DYSTOPIE. Dans ce troisième tome, comme pour les deux précédents (des succès en librairie), on retrouve Emmanuel Reuzé et Nicolas Rouhaud. Et puis un peu des Monthy Python pour l’absurde, et du Desproges pour les dialogues.
Les deux compères observent, observent, et puis dézinguent, dans des séries de strips dessinés et coloriés comme tout droit sortis des publicités pour la ménagère des années 1960. Vintage sur la forme, terriblement actuel sur le fond, puisqu’ils s’attaquent à tout ce qui fait l’actualité aujourd’hui : la marchandisation de l’humain, les déserts médicaux, les accrocs au shopping, les gens qui abandonnent leurs chiens, bref, à tous les cons de ce monde.
Une dame panique : impossible de trouver une place en crèche pour sa fille ! Adressez-vous à l’accueil, répond un homme : moi, j’ai réussi… Sauf que la gamine n’est pas un bébé, mais une adolescente, en train de jouer comme les bambins dans le parc d’enfants. « - C’est qu’il m’a fallu 14 ans pour que ma demande aboutisse… »
Dans un autre gag, un raciste invétéré demande à son chirurgien de l’amputer d’un bras, puis de l’autre, puis des jambes, etc… Parce qu’on lui a diagnostiqué 7% de sang africain ! L’album n’est bien sûr pas à mettre en toutes les mains, second degré oblige.

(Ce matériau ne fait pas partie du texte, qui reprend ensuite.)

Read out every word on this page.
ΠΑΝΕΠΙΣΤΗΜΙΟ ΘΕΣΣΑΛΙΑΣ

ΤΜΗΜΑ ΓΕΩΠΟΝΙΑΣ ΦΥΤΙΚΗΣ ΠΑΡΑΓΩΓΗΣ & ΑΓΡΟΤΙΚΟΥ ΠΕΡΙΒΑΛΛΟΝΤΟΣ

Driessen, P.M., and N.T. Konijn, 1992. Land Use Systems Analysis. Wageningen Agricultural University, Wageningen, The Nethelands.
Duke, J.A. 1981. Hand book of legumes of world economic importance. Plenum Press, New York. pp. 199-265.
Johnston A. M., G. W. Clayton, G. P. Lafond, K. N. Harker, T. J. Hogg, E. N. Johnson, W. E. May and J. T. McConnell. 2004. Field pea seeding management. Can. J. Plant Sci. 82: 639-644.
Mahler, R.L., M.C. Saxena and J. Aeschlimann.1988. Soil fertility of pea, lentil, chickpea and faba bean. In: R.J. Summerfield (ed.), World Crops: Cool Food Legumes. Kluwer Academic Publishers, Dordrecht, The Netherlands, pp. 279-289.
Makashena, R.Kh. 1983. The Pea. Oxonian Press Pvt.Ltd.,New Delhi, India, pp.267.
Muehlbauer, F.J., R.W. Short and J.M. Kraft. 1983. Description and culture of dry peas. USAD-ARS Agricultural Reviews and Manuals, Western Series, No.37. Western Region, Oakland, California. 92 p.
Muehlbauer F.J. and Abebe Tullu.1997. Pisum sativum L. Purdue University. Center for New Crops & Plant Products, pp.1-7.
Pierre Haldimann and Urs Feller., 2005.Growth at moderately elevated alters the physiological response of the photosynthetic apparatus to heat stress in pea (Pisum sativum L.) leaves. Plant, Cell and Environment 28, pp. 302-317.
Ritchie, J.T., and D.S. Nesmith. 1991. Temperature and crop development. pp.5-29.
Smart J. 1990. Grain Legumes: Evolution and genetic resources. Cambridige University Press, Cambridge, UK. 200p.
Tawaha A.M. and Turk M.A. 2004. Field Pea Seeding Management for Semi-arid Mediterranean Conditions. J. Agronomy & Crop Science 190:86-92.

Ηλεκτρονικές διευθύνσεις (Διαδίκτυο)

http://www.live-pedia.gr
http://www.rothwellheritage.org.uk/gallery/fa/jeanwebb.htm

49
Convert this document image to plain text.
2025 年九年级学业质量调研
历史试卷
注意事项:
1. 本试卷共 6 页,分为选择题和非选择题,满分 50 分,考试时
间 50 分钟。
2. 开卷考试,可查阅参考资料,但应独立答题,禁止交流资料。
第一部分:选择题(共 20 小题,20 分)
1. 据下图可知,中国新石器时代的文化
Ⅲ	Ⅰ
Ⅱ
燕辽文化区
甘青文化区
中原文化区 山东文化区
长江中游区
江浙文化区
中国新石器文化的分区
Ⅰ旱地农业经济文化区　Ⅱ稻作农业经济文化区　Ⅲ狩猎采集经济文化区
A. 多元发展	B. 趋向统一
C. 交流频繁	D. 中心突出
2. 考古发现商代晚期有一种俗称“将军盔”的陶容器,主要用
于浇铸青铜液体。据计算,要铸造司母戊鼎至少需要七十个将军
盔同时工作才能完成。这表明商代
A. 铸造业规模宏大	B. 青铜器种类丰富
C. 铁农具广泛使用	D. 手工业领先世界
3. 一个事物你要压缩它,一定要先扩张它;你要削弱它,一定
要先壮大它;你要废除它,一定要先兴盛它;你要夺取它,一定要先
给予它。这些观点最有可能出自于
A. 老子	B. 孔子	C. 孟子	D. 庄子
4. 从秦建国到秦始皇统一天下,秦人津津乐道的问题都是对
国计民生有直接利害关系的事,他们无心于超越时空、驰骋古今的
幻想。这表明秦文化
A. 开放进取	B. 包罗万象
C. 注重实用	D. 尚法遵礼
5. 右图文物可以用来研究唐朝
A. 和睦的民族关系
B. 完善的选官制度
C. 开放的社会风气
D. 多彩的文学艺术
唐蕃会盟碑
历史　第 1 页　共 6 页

Reuzé et Rouhaud allient ce ton aussi noir que cynique au graphisme réaliste pour un résultat proche des dystopies développées dans la série Netflix Black Mirror. En plus drôle, heureusement. Mais Reuzé ne s’arrête pas là, puisque même son découpage et ses storyboards sont des pastiches. Ses personnages semblent tout droits sortis d’un Mad Men, avec leurs expressions figées, très réalistes et caricaturales. Un style “dessin publicitaire” renforcé par le découpage de Reuzé : l’ancien photographe n’hésite pas à reproduire plusieurs fois d’affilée une même case en n’en modifiant que les dialogues, procédé usité déjà, mais utilisé ici pour singer la BD industrielle avide de ce procédé pour grappiller quelques économies, ou pour produire plus vite. Tout le monde en prend pour son grade, même ses confrères.